Generative AI sparks increased demand for file storage
File storage then accounts for the remaining one-third of cloud storage capacity and is the most expensive storage option. It’s critical for environments that require shared access to data, such as office collaboration tools and server farms.
File storage is expected to see increased demand as it’s suitable for generative AI applications and retrieval-augmented generation, a method used to fine-tune large language models to specific domains. As enterprises deploy more generative AI solutions, the need for high-performance file storage will grow, supporting advanced data retrieval and processing tasks.
AWS boosts file storage for unstructured data and legacy support
AWS improves file services for legacy and high-performance needs
AWS is intensifying its focus on file services to support legacy applications and provide high-performance storage for unstructured data interactions. As organizations transition from on-premises environments to the cloud, many legacy applications still require comprehensive and reliable file storage solutions.
AWS is expanding its file storage offerings to cater to these needs, so that enterprises can seamlessly migrate and operate their legacy systems in the cloud.

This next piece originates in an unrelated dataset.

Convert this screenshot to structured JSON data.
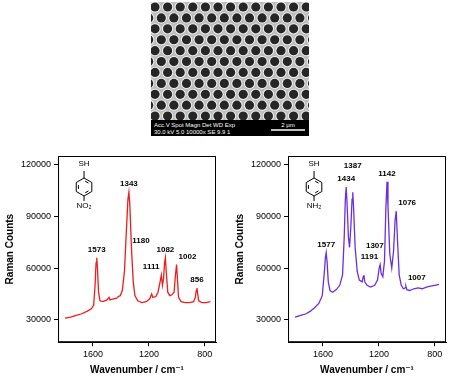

In addition to offering legacy support, AWS’s file services are also designed to handle high-performance workloads involving unstructured data. This is particularly valuable for applications in media and entertainment, scientific research, and AI development, where large volumes of unstructured data need to be stored, accessed, and processed efficiently.
Final thoughts
Enterprise leaders need to gear up for the upcoming explosive surge in cloud storage demands driven by the AI revolution. With AI technologies advancing rapidly, comprehensive and scalable storage solutions must – and will – become a priority.
Leaders must prioritize optimizing their storage infrastructure to handle vast data volumes and boost performance for AI-driven applications, so that their organizations can stay competitive in a rapidly evolving space.